Sabendo que uma das duas empresas que venceram a licitação de 1996 terá que dar lugar à Uematsu, a Prefeitura também passou a procurar uma fórmula que resolvesse a questão sem a necessidade de novas ações judiciais. Até porque, TUA e Kuba já avisaram que se sentirem prejudicadas vão à Justiça para pleitear o retorno ao sistema e indenizações. Para tentar impedir que isso ocorra, a Prefeitura está negociando um acordo que integra TUA, Kuba e Uematsu.

Esta negociação foi levantada pelo JC há algumas semanas. A Secretaria Municipal dos Negócios Jurídicos passou a discutir com as empresas - com exceção da ECCB - a assinatura de um acordo que contemplasse os interesses das três partes. Pelo acordo, a TUA - que seria a empresa a ceder seu lugar para a Uematsu no sistema - continuaria operando em uma negociação contratual com a Kuba. Do ponto de vista operacional, os ônibus da TUA continuariam nas ruas.

De outro lado, a ECCB - já com a permissão original vencida - é pressionada a ceder ainda mais sua participação, passando dos atuais 124 ônibus em circulação para apenas 60. A desvantagem da empresa é que ela só conta com um termo de prorrogação em mãos, enquanto que as demais foram vencedoras de licitação por um período de oito anos. Ao cortar a frota da ECCB, a Prefeitura acomodaria a Uematsu sem inchar ainda mais o sistema e manteria a TUA operando vinculada à Kuba.

Como contrapartida, as três empresas assinariam um termo renunciando à indenizações e novas exigências de participação na divisão das linhas. Um dos obstáculos ao acordo é convencer a TUA a abrir mão de seu contrato para continuar operando com relação de dependência com a Kuba. Para tentar fechar o acordo, uma nova reunião foi marcada para o dia 7 de novembro.

Se o documento não sair, a assessoria jurídica da Prefeitura já opinou, através de parecer, que quem deve dar o lugar para a Uematsu é a TUA. Mas ainda não se pode dizer ao certo o que vai acontecer.
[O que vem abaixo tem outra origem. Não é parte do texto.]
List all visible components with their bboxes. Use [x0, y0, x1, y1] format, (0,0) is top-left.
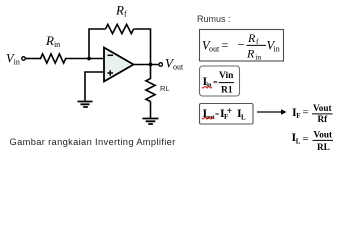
- svg-text:Rf: Rf: [318, 114, 329, 124]
- wire output node to RL: [150, 65, 152, 80]
- wire Vin to Rin: [26, 58, 42, 60]
- svg-text:Rumus :: Rumus :: [197, 14, 231, 24]
- svg-text:F: F: [296, 112, 300, 120]
- svg-text:+: +: [227, 106, 233, 117]
- svg-text:Rf: Rf: [115, 3, 127, 19]
- wire Rin to op-amp inverting input: [65, 58, 104, 60]
- op-amp U1: [104, 48, 134, 82]
- op-amp non-inverting pin mark: [108, 70, 114, 76]
- svg-text:=: =: [215, 110, 219, 119]
- junction output node: [149, 63, 153, 67]
- resistor Rin: [41, 54, 66, 63]
- wire RL to ground: [150, 102, 152, 119]
- terminal Vin: [22, 57, 26, 61]
- svg-text:out: out: [206, 114, 215, 121]
- svg-text:in: in: [274, 45, 280, 54]
- resistor Rf: [106, 24, 134, 33]
- svg-text:R: R: [246, 47, 255, 61]
- wire non-inverting input to ground: [85, 72, 104, 102]
- svg-text:Vin: Vin: [6, 51, 20, 66]
- svg-text:Vin: Vin: [219, 71, 234, 81]
- arrow from Iout box to IF formula: [257, 111, 282, 113]
- svg-text:=: =: [213, 78, 218, 87]
- svg-text:L: L: [296, 138, 301, 146]
- svg-text:R: R: [247, 31, 256, 45]
- junction node A: [87, 57, 91, 61]
- svg-text:in: in: [206, 82, 212, 89]
- formula IF = Vout/Rf: [292, 103, 333, 124]
- svg-text:−: −: [238, 37, 245, 52]
- svg-text:Vout: Vout: [165, 55, 184, 71]
- formula IL = Vout/RL: [292, 130, 334, 153]
- svg-text:in: in: [255, 53, 261, 62]
- wire feedback left (up from node A): [89, 29, 106, 59]
- formula box Iout = IF + IL: [200, 104, 254, 125]
- op-amp inverting pin mark: [108, 54, 114, 56]
- svg-text:out: out: [209, 45, 220, 54]
- svg-text:Gambar rangkaian Inverting Amp: Gambar rangkaian Inverting Amplifier: [10, 137, 176, 147]
- svg-text:Vout: Vout: [314, 130, 333, 140]
- wire feedback right (down to output node): [134, 29, 151, 65]
- resistor RL: [146, 79, 155, 102]
- ground (non-inverting input): [78, 102, 93, 108]
- svg-text:L: L: [241, 114, 246, 122]
- svg-text:R1: R1: [221, 86, 233, 96]
- ground (RL): [143, 119, 159, 125]
- wire output: [134, 64, 159, 66]
- svg-text:RL: RL: [160, 84, 170, 93]
- formula box Vout = -Rf/Rin Vin: [200, 30, 284, 62]
- svg-text:RL: RL: [317, 142, 330, 152]
- svg-text:Vout: Vout: [313, 103, 332, 113]
- svg-text:=: =: [303, 107, 309, 119]
- terminal Vout: [159, 63, 163, 67]
- svg-text:Rin: Rin: [45, 33, 60, 49]
- formula box Iin = Vin/R1: [200, 66, 240, 96]
- svg-text:=: =: [303, 133, 309, 145]
- svg-text:=: =: [222, 38, 229, 52]
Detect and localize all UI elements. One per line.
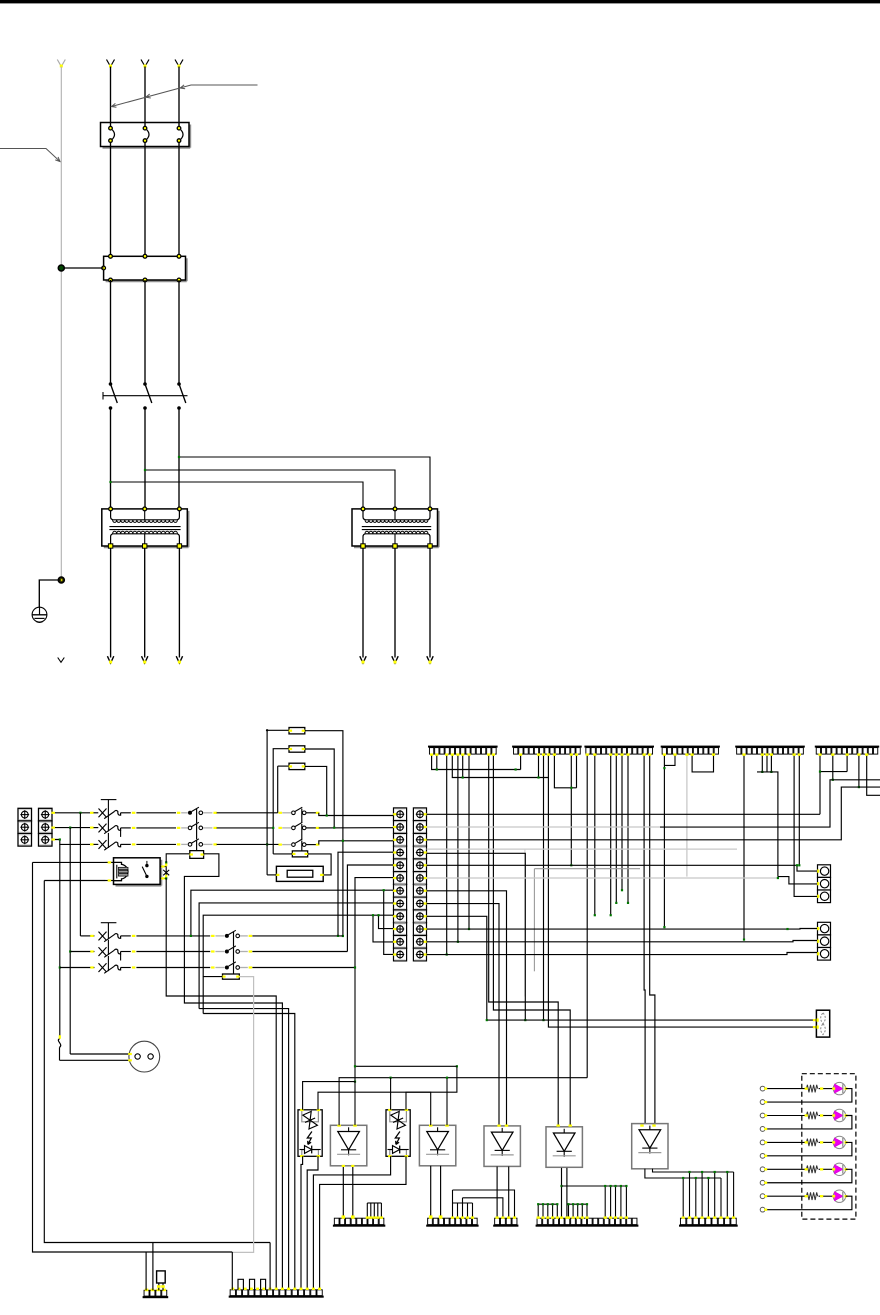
J6 t7 wire [846, 754, 848, 771]
optocoupler U2 [386, 1110, 410, 1157]
link S1 b [196, 824, 198, 839]
terminal header J6 [815, 746, 879, 748]
wire r1 mid [217, 812, 278, 814]
phase L3 incoming arrow [175, 60, 179, 67]
loop3 wire [277, 766, 279, 813]
cord squiggle [58, 1039, 60, 1048]
r9 wire right [427, 916, 487, 1020]
breaker F3 pole1 [99, 932, 107, 941]
rectifier V3 [484, 1126, 520, 1167]
rectifier terminal marks [337, 1124, 340, 1126]
wire left top [33, 861, 106, 863]
breaker F3 pole3 [99, 963, 107, 972]
contactor K2 row 812.8 [292, 811, 296, 815]
wire O2 left riser [390, 1078, 392, 1110]
J6 t4 wire [832, 754, 834, 779]
J1 t6 wire [457, 754, 459, 941]
small comb wire b [152, 1243, 154, 1291]
link K2 b [301, 824, 303, 840]
r8 bundle link [199, 1009, 289, 1290]
wire L2 to contactor [144, 147, 146, 257]
wire L3 supply [178, 67, 180, 127]
wire B out [121, 951, 131, 953]
J6 t1 wire [819, 754, 821, 814]
wire H_c [339, 1078, 587, 1126]
r9 bundle link [203, 1014, 295, 1290]
coil resistor K2 [292, 851, 307, 857]
bottom comb marks [231, 1288, 234, 1290]
wire H_a [303, 1082, 355, 1126]
gray wire in [181, 827, 188, 829]
incoming PE conductor arrow [57, 60, 61, 67]
J4 t1 wire [663, 754, 665, 927]
J1 t1 wire [432, 754, 521, 769]
long wire left A [33, 862, 233, 1252]
wire L1 down [110, 408, 112, 509]
J1 t5 wire [452, 754, 548, 777]
drop wire phase3 upper [59, 844, 61, 1038]
J1 t2 wire [436, 754, 438, 769]
connector XP2 [818, 922, 831, 935]
contact S3 row 951.5 [225, 950, 229, 954]
J2 t11 wire [570, 754, 572, 865]
link S1 c [196, 840, 198, 851]
F9 pin a [158, 1283, 160, 1290]
J2 t7 wire [548, 754, 816, 1027]
K2 r3 out [306, 844, 316, 846]
loop2 wire [273, 749, 289, 854]
r4 wire gray [427, 848, 738, 850]
O1 supply link [354, 968, 356, 1082]
coil wire right [308, 854, 331, 875]
drop wire phase1 [79, 813, 81, 936]
terminal comb K_V3 [493, 1225, 518, 1227]
wire H_b [318, 1092, 431, 1125]
terminal header J3 [584, 746, 654, 748]
wire after breaker [121, 812, 131, 814]
secondary wire 4 [362, 548, 364, 658]
link S1 a [196, 809, 198, 823]
loop2 right wire [305, 749, 334, 828]
LED panel dashed box [802, 1074, 856, 1219]
J4 t3 wire [664, 754, 675, 765]
resistor right wire [184, 854, 282, 1290]
lower comb landing marks [342, 1216, 345, 1218]
drop wire phase3 lower [59, 1048, 61, 1061]
output arrow 1 [107, 656, 113, 663]
aux breaker X [160, 866, 166, 868]
socket wire low [60, 1059, 130, 1061]
contact S1 row 844.4 [188, 843, 192, 847]
disconnect switch Q1 [102, 392, 104, 400]
resistor RC3 [289, 763, 305, 769]
terminal comb K_V5 [679, 1225, 738, 1227]
wire B3 in [60, 967, 95, 969]
wire r2 mid [217, 827, 274, 829]
J1 t7 wire [462, 754, 464, 777]
node row1 drop [79, 812, 81, 814]
node r2 loop2r [333, 827, 335, 829]
V2 pin a [430, 1166, 432, 1217]
secondary wire 1 [110, 548, 112, 658]
J5 t12 wire [798, 754, 800, 865]
wire L3 to contactor [178, 147, 180, 257]
node r11 [372, 914, 374, 916]
transformer T1 [104, 546, 189, 548]
loop3 right wire [305, 766, 327, 815]
coil wire left [273, 853, 292, 855]
V3 feeder lower [463, 1198, 503, 1217]
gray wire out [203, 812, 212, 814]
r4 wire right [427, 853, 526, 1020]
J5 link wire [757, 772, 778, 877]
S3 coil right wire [232, 977, 253, 1253]
wire R2 right riser [446, 1078, 448, 1126]
node r3 loop1 [266, 843, 268, 845]
V4 jumper block R [569, 1203, 588, 1205]
relay resistor [190, 851, 204, 859]
secondary wire 5 [394, 548, 396, 658]
gray wire in3 [215, 935, 224, 937]
oval upper wire [487, 1019, 817, 1021]
PE junction node [58, 265, 64, 271]
gray wire C2 r3 in [278, 843, 282, 845]
link S3 a [233, 932, 235, 947]
connector XP1 [818, 865, 831, 878]
wire B1 in [80, 935, 94, 937]
small comb wire a [145, 1252, 147, 1290]
wire L3 down [178, 408, 180, 509]
wire B out [121, 935, 131, 937]
terminal header J5 [735, 746, 805, 748]
output arrow 6 [427, 656, 433, 663]
terminal strip X2 [394, 808, 407, 821]
J5 t2 wire [743, 754, 745, 939]
J2 t6 wire [543, 754, 545, 1020]
terminal header J2 [512, 746, 582, 748]
r6 wire right gray [427, 877, 778, 879]
K1 contact [145, 864, 148, 867]
terminal comb K_V2 [426, 1225, 478, 1227]
node phase2 B [69, 950, 71, 952]
output arrow 2 [142, 656, 148, 663]
PE bond wire [61, 267, 103, 269]
B1 wire right [252, 935, 343, 937]
breaker F2 pole1 [99, 809, 107, 818]
coil box left wire [267, 874, 276, 876]
resistor RC2 [289, 746, 305, 752]
J4 t5 gray wire [686, 754, 688, 876]
fuse component F9 [157, 1271, 166, 1283]
wire B out [121, 967, 131, 969]
J1 t4 wire [446, 754, 448, 954]
V1 jumper block [366, 1203, 368, 1217]
V4 pin a [561, 1168, 563, 1217]
comb jumper 1 [238, 1279, 243, 1290]
gray out3 [240, 935, 248, 937]
wire L1 supply [110, 67, 112, 127]
loop1 right wire [305, 731, 343, 936]
breaker F3 pole2 [99, 947, 107, 956]
wire L2 down [144, 408, 146, 509]
r7 feeder [191, 890, 394, 936]
gray wire in3 [215, 967, 224, 969]
output arrow 4 [360, 656, 366, 663]
J3 t13 wire [650, 754, 655, 1123]
link K2 a [301, 809, 303, 823]
branch L3 to T2 [179, 457, 430, 509]
node phase3 B [59, 966, 61, 968]
resistor left wire [166, 854, 189, 863]
node L2 branch [144, 469, 146, 471]
gray out3 [240, 967, 248, 969]
gray drop b [533, 869, 535, 972]
output arrow 5 [392, 656, 398, 663]
comb jumper 2 [250, 1279, 255, 1290]
wire X1 row1b [94, 812, 99, 814]
wire r3 mid [217, 843, 279, 845]
PE continuation chevron [58, 658, 65, 663]
r5 feeder [347, 865, 393, 952]
V4 jumper block L [538, 1203, 557, 1205]
loop1 corner dot [266, 729, 268, 731]
contact S1 row 812.8 [188, 811, 192, 815]
gray wire C2 r1 in [278, 812, 282, 814]
link K2 c [301, 841, 303, 851]
optocoupler U1 [298, 1110, 322, 1157]
drop wire phase2 [69, 828, 71, 1054]
J3 t2 wire [594, 754, 596, 915]
earth branch wire [39, 580, 61, 607]
K1 wire in top [106, 861, 114, 863]
J1 t12 wire [489, 754, 559, 1126]
node B1 r7 [190, 935, 192, 937]
protective earth symbol [32, 607, 47, 622]
J3 t1 wire [586, 754, 588, 1077]
device box K2 coil [276, 866, 323, 881]
secondary wire 2 [144, 548, 146, 658]
node r3 loop1r [342, 840, 344, 842]
secondary wire 3 [178, 548, 180, 658]
wire L3 to switch [178, 280, 180, 384]
branch L2 to T2 [145, 470, 395, 509]
J1 t13 wire [493, 754, 570, 1126]
J5 t7 wire [770, 754, 772, 772]
wire O2 right riser [406, 1066, 457, 1110]
coil resistor S3 [223, 974, 240, 979]
gray out3 [240, 951, 248, 953]
node row2 drop [69, 827, 71, 829]
wire after breaker [121, 843, 131, 845]
B2 wire right [252, 951, 347, 953]
r3 wire right [427, 787, 880, 840]
fuse disconnector F1 [103, 147, 191, 149]
socket wire up [70, 1053, 129, 1055]
node r2 loop2 [272, 827, 274, 829]
node r12 [383, 889, 385, 891]
r12 feeder [384, 890, 394, 954]
J3 t7 wire [621, 754, 623, 890]
r10 feeder [379, 915, 394, 928]
wire L2 to switch [144, 280, 146, 384]
PE conductor wire [60, 67, 62, 581]
J3 t8 wire [627, 754, 629, 903]
terminal header J1 [428, 746, 498, 748]
J3 t12 wire [644, 754, 645, 1123]
K2 r1 out [306, 812, 316, 814]
phase L2 incoming arrow [141, 60, 145, 67]
node r6 gray [777, 877, 779, 879]
V3 pin b [508, 1167, 510, 1218]
S3 coil left wire [203, 976, 223, 978]
secondary wire 6 [429, 548, 431, 658]
terminal block X1 [18, 808, 32, 821]
wire L1 to contactor [110, 147, 112, 257]
breaker F2 pole3 [99, 840, 107, 849]
J2 t12 wire [576, 754, 578, 787]
wire L1 to switch [110, 280, 112, 384]
wire X1 row3 [52, 840, 91, 845]
wire X1 row1 [52, 812, 91, 814]
rectifier V4 [546, 1127, 582, 1168]
node r10 [377, 914, 379, 916]
connector XP3 single [816, 1010, 829, 1037]
node r1 loop3 [326, 814, 328, 816]
J2 t8 wire [554, 754, 576, 787]
r7 wire right [427, 891, 507, 1126]
V1 pin a [342, 1166, 344, 1217]
transformer T2 [354, 546, 439, 548]
socket outlet [129, 1041, 160, 1072]
node r6 o1 [354, 966, 356, 968]
J6 t11 wire [867, 754, 880, 795]
O2 pin out b [320, 1156, 406, 1290]
output arrow 3 [176, 656, 182, 663]
terminal header J4 [661, 746, 720, 748]
terminal comb K_V4 [536, 1225, 639, 1227]
V4 right feeder bus [562, 1185, 627, 1187]
B3 wire right [252, 967, 355, 969]
terminal comb K_V1 [333, 1225, 385, 1227]
V5 bus a [653, 1169, 734, 1172]
gray wire C2 r2 in [278, 827, 282, 829]
J6 t10 wire [858, 754, 860, 787]
r4 feeder [338, 852, 394, 936]
J6 bus a [820, 771, 847, 773]
bus 1066 [355, 1065, 457, 1067]
K1 wire in bottom [106, 880, 114, 882]
gray wire in [181, 812, 188, 814]
h2 corner drop [231, 1252, 233, 1290]
h1 corner drop [269, 1243, 271, 1290]
r10 wire right [427, 928, 818, 931]
PE junction to earth [58, 577, 64, 583]
J5 t11 wire [794, 754, 817, 896]
O2 pin out a [313, 1156, 390, 1290]
r6 feeder [355, 878, 394, 968]
leader line to phase wires [112, 85, 258, 107]
O1 pin out b [307, 1156, 318, 1290]
contactor K2 row 844.6 [292, 843, 296, 847]
resistor RC1 [289, 728, 305, 734]
bottom comb main [229, 1296, 324, 1298]
r11 feeder [373, 915, 394, 942]
r9 feeder [203, 915, 393, 1013]
main filter box Z1 [106, 280, 187, 282]
J5 t5 wire [761, 754, 763, 772]
V3 pin a [496, 1167, 498, 1218]
comb jumper 3 [261, 1279, 266, 1290]
gray wire out [203, 827, 212, 829]
r8 feeder [199, 903, 393, 1009]
r5 wire right [427, 865, 818, 871]
strip X2 terminal marks [393, 813, 396, 815]
small comb marks [145, 1289, 149, 1292]
J2 t5 wire [538, 754, 540, 777]
wire B2 in [70, 951, 94, 953]
gray wire in [181, 843, 188, 845]
V4 pin b [566, 1168, 568, 1217]
gray wire out [203, 843, 212, 845]
wire L2 supply [144, 67, 146, 127]
node L3 branch [178, 456, 180, 458]
leader line to PE wire [0, 149, 60, 162]
r2 wire right gray [427, 826, 661, 828]
long wire left B [44, 881, 270, 1243]
V2 pin b [440, 1166, 442, 1217]
rectifier V2 [419, 1125, 455, 1166]
rectifier V1 [330, 1125, 366, 1166]
J3 t5 wire [610, 754, 612, 915]
J3 t6 wire [615, 754, 617, 903]
gray drop a [524, 849, 526, 996]
breaker F2 pole2 [99, 824, 107, 833]
V5 bus b [645, 1169, 721, 1178]
V3 feeder upper [453, 1190, 515, 1217]
gray wire in3 [215, 951, 224, 953]
contactor K2 row 827.9 [292, 826, 296, 830]
contact S3 row 935.9 [225, 934, 229, 938]
LED indicator bank [760, 1086, 765, 1091]
V2 jumper block [452, 1190, 454, 1217]
r12 wire right [427, 953, 818, 955]
V1 pin b [352, 1166, 354, 1217]
node L1 branch [109, 481, 111, 483]
node row3 drop [59, 838, 61, 840]
F9 pin b [162, 1283, 164, 1290]
K2 r2 out [306, 827, 316, 829]
loop1 wire [267, 730, 289, 875]
J2 t2 wire [520, 754, 522, 769]
J4 loop wire [692, 754, 713, 772]
contact S3 row 967.5 [225, 966, 229, 970]
XP1 feed B [778, 877, 818, 884]
X element down wire [166, 878, 276, 1289]
r1 wire right [427, 813, 821, 815]
phase L1 incoming arrow [107, 60, 111, 67]
wire X1 row2 [52, 827, 91, 829]
r8 wire right [427, 904, 500, 1126]
J1 t8 wire [468, 754, 470, 929]
page top border [0, 0, 880, 3]
K1 coil symbol [114, 862, 128, 880]
relay box K1 [116, 885, 162, 887]
contact S1 row 827.9 [188, 826, 192, 830]
wire after breaker [121, 827, 131, 829]
branch L1 to T2 [111, 482, 364, 509]
wire left bottom [44, 880, 105, 882]
J5 t6 wire [766, 754, 768, 772]
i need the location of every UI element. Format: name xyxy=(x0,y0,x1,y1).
O que se sabe é que a Uematsu já está providenciando suas instalações na cidade. Uma das formas de facilitar o início da operação é contar com sua parceira nos negócios de Miguel Uematsu, a empresa Vale do Sol, de Botucatu (SP). Esta já presta serviços ao Município no transporte de servidores. A Prefeitura foi contatada para comentar o assunto, mas não houve manifestação.

Entenda o caso

A Uematsu foi desclassificada na licitação do transporte coletivo realizada em 1996, que ofereceu a concessão de dois lotes de ônibus.

No julgamento, a Uematsu saiu da disputa por ter incluído em sua proposta piso para motoristas e cobradores diferentes do que era praticado pela única operadora da época, a ECCB.

Sem a Uematsu, apenas as empresas TUA e Kuba disputaram a concorrência. A TUA foi declarada vencedora nos dois lotes, mas a licitação exigia uma empresa diferente por lote.

Desta forma, a TUA escolheu um lote (de 45 veículos) e a Kuba ficou com o outro (de 45 ônibus), conforme a regra da licitação. Mas a Uematsu conseguiu na Justiça reverter sua desclassificação naquela licitação.

Com isso, a assessoria jurídica da Prefeitura entende que a TUA deve dar lugar à Uematsu. Já a TUA considera que a Uematsu deve entrar no lugar da Kuba, que acabou ficando em último lugar nos dois lotes disputados na época. Por ora, tem-se que a Uematsu foi contratada ontem.